Lastly, this deal could potentially give ESPN preferential treatment into future broadcast rights negotiations with the NFL. 

  • FuboTV suing proposed Streaming Behemoth Joint Venture from ESPN + FOX Sports + Warner Bros: The leading sports-first live TV streaming platform, FuboTV, has filed an antitrust lawsuit against the vertically integrated companies claiming they have engaged in anti-competitive practices for years. 

A month ago, we covered in The 4th Quarter that there was a joint venture proposal between ESPN, FOX, and Warner Bros - each owning a 33% stake in the business. Between the three broadcasters, they transmit virtually every nationally broadcasted MLB, NHL, and NBA game! In the lawsuit, Fubo is stating that it is forced to carry expensive non-sports channels and imposing higher content licensing rates - passing the costs on to its subscribers (you and me). 

If Disney executes on consolidating media rights and becoming the behemoth in sports streaming, competitors and new entrants will ultimately get squeezed out in the long-run. Where will new innovation in sports streaming come from?

Is There Any Innovation Left For Startups?

Short-form Content Disrupting The Status Quo: Traditionally, fans watch sports through streams or broadcasts, but now social media is the #1 platform for sports consumption:

  • 90% of Gen Z viewers go to social media to access game clips & player updates

  • 32% of sports fans are active on social media while watching live games

  • Our favorite startups building in this space: ScorePlay & Greenfly

This shift towards social media really shows the appeal towards short-form content. Every major sports team and league have invested heavily in social media content creation to keep these fans constantly engaged. This created an entire new white space opportunity for startups to automate content and distribute it for them. ScorePlay, Greenfly, WSC Sports, and the like are helping teams & leagues automate content & distribution for clips, player graphics, and stats for their social media. And by tracking real-time fan engagement on their content, startups can also curate content that fans will like the most.
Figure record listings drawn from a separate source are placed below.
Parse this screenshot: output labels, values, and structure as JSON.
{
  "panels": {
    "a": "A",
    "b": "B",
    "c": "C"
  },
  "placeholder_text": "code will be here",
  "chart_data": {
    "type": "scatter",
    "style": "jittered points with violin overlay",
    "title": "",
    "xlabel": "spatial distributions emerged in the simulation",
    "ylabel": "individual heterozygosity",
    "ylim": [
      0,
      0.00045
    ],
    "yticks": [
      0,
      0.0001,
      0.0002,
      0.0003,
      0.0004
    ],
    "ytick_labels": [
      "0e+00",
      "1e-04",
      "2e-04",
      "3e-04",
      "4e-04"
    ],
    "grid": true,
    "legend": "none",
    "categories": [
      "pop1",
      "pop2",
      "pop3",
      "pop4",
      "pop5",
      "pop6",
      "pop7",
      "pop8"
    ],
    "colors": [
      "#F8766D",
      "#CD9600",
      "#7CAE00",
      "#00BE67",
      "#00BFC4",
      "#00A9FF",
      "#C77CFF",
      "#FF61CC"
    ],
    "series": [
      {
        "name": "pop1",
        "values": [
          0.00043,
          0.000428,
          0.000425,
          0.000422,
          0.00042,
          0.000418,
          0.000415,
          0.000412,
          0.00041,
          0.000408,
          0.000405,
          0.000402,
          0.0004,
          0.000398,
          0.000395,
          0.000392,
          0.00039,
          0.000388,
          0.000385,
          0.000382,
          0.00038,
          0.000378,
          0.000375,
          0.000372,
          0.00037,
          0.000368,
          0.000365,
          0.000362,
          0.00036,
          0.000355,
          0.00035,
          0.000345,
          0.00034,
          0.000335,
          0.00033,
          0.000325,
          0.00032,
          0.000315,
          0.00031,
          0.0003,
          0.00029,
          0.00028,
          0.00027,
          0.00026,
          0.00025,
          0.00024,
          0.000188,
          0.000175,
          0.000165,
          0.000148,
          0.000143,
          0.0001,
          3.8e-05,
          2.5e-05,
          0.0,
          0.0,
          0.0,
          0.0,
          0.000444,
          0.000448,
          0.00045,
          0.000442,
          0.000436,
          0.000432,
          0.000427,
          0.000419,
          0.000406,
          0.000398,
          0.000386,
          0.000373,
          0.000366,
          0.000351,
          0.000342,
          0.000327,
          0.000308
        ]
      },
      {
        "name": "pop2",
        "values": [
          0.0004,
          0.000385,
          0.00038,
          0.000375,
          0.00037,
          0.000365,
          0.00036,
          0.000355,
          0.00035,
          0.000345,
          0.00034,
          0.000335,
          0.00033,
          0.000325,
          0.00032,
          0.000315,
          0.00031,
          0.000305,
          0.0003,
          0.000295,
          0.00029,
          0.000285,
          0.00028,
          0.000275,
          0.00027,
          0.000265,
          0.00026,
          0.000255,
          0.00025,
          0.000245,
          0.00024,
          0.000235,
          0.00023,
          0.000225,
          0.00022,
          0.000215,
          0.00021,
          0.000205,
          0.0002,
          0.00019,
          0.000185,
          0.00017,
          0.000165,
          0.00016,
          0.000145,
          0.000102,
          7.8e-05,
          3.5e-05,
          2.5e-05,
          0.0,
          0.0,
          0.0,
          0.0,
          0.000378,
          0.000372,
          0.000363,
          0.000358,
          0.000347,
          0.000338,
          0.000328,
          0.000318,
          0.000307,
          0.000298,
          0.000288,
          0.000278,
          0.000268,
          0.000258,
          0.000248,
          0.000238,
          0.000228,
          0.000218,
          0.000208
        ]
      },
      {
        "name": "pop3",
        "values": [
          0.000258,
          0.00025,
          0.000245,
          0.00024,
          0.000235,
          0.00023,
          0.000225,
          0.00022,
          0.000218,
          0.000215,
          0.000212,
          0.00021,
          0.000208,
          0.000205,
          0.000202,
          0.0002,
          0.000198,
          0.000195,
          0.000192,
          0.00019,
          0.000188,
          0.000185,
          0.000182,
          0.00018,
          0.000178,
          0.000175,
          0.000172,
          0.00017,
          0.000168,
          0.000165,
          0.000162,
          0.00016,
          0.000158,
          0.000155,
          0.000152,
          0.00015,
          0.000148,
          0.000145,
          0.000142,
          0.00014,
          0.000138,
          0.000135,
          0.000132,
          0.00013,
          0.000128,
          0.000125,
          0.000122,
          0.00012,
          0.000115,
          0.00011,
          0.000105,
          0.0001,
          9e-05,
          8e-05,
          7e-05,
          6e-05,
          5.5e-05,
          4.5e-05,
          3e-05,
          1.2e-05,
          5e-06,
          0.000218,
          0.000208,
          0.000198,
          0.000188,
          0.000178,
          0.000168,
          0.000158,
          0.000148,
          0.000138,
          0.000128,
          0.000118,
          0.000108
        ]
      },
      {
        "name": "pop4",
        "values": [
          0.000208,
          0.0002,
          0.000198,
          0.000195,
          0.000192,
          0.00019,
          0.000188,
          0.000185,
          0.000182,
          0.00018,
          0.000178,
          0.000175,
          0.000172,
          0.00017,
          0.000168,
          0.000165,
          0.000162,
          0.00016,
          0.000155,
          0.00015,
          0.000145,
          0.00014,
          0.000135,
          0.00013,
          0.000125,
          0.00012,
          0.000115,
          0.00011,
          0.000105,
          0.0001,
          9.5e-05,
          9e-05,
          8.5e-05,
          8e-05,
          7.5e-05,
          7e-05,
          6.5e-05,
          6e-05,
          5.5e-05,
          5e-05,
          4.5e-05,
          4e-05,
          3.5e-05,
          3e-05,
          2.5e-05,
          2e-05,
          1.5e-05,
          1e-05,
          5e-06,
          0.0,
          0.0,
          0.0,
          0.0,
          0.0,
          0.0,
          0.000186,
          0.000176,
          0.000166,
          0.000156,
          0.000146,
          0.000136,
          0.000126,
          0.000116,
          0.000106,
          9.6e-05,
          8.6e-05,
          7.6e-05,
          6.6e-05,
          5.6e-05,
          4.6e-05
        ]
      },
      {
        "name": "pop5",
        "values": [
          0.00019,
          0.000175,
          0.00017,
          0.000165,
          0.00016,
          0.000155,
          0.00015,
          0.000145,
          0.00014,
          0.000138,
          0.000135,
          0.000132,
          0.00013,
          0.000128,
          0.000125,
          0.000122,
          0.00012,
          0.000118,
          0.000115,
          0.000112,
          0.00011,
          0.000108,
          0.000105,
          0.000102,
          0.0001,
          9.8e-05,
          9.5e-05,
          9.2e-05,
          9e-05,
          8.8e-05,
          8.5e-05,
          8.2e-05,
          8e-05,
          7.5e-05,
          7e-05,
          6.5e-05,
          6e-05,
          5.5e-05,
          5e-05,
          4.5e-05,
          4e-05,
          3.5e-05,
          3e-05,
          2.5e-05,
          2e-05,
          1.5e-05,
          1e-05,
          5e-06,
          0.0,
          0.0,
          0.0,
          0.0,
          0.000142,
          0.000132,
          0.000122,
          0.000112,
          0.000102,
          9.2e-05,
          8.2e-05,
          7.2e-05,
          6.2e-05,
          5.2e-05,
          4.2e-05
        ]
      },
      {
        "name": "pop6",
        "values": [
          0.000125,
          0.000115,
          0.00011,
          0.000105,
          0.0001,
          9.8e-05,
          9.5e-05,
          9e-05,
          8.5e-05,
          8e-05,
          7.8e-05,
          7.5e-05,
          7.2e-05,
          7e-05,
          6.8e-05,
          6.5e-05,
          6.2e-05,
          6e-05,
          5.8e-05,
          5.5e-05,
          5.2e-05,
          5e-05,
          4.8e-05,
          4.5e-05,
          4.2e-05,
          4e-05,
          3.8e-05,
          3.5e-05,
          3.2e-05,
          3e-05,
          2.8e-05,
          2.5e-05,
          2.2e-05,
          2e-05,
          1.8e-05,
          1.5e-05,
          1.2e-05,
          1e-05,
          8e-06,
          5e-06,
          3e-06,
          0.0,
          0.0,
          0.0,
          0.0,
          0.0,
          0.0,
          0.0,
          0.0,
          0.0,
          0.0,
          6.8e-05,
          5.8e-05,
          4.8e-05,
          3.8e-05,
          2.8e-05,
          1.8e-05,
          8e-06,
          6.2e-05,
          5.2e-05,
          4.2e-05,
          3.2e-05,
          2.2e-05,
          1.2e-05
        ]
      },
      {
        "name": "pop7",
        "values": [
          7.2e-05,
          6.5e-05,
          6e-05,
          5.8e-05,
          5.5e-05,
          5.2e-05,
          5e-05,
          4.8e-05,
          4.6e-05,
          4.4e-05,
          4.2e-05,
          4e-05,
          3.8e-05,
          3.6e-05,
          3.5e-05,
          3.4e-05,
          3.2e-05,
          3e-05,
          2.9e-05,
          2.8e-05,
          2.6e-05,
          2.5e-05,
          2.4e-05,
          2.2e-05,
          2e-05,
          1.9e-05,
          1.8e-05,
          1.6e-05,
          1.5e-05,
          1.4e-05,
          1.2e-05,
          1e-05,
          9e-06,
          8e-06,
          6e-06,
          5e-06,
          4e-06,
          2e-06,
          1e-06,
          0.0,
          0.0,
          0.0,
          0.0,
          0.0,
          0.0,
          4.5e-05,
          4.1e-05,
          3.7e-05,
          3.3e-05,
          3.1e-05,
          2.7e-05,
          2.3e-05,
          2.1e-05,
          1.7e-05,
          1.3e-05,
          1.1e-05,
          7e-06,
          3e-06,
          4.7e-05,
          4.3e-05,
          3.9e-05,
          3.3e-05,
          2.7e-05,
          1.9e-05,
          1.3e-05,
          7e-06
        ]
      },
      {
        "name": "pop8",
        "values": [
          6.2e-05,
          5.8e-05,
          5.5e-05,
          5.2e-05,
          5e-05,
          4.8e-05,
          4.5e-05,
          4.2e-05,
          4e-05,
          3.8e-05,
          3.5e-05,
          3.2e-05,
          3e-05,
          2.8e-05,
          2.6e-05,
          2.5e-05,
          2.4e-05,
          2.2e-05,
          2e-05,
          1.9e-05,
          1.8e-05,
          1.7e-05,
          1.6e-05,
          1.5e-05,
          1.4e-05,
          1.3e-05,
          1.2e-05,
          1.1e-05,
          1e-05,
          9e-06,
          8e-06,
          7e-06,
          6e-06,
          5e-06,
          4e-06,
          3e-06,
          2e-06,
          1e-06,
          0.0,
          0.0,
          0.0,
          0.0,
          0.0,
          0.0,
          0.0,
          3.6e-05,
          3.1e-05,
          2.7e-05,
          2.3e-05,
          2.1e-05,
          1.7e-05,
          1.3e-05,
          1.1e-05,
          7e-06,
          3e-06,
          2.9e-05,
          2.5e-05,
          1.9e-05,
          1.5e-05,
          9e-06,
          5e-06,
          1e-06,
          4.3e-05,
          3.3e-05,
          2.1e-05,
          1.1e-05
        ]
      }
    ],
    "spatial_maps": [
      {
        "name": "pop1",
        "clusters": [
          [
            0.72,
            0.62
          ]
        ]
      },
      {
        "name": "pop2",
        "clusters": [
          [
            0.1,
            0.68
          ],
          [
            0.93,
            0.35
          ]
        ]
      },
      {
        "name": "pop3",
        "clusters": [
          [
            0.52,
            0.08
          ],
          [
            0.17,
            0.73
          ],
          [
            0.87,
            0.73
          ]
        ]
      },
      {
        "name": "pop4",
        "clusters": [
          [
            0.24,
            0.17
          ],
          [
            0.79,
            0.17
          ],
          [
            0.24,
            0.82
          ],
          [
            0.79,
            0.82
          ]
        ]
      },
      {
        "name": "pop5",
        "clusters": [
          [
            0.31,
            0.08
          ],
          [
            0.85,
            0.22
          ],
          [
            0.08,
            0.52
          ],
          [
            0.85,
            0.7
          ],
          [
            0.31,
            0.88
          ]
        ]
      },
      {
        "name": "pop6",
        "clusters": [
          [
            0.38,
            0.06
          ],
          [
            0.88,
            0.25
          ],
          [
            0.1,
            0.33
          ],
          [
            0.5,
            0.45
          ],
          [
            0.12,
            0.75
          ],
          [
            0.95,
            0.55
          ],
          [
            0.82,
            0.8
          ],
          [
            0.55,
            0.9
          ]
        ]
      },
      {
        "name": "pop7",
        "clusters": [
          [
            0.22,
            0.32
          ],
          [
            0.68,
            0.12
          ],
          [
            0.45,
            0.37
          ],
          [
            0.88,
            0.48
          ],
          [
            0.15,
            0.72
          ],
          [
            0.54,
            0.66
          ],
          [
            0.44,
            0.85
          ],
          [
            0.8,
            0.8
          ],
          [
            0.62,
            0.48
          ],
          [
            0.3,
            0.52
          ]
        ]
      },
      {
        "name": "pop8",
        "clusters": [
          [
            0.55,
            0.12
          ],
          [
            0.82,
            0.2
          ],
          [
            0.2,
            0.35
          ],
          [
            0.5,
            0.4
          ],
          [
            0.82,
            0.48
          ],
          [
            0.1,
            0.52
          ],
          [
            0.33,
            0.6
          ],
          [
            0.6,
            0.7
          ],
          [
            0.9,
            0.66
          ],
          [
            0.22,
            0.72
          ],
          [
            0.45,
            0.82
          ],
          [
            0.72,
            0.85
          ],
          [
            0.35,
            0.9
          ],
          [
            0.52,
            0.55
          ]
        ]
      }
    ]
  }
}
New Leagues Create New Media Rights: Another way to innovate in sports streaming is the creation of new IP - which comes from emerging leagues that are gaining significant traction. Overtime is one of the best examples of this. The Series D startup closed $100M financing to put it at a $500M valuation. Backed by world class investors like Sapphire Sport, Blackstone, A16z, Drake, and more, the company has found a way to monetize IP that it creates through its league operations. Creating their popular high school basketball league, Overtime Elite (OTE),  gave them exclusive rights over broadcasting and distributing their original content. OTE has amassed:

  • 425M views and 100M+ followers across all platforms, and 83% of viewers under 35 y/o

  • 250K fans tuned in to watch live games on Prime Video

  • Media rights deal including 20 lives games

OTE also provides unique storylines such as the Thompson Twins bypassing college to become the first academy grads to be first round NBA picks, team-league dynamic such as the City Reapers winning the 2023 Championship, and amassing new fans in the process. This caught the eye of digital content platforms - Amazon Prime, which then partnered with Overtime on the docuseries One Shot: Overtime Elite

Final Thoughts

Consolidating the most rights in the sports streaming space has become a blood bath. Smart players like Disney are making move after move to provide the #1 on-demand streaming platform for all sports, pushing competitors to join the arms race for media rights. Although this hoarding of rights by major players stimulates innovation in sports media, social media content creation and new league developments may be a silver lining that emerging startups can innovate.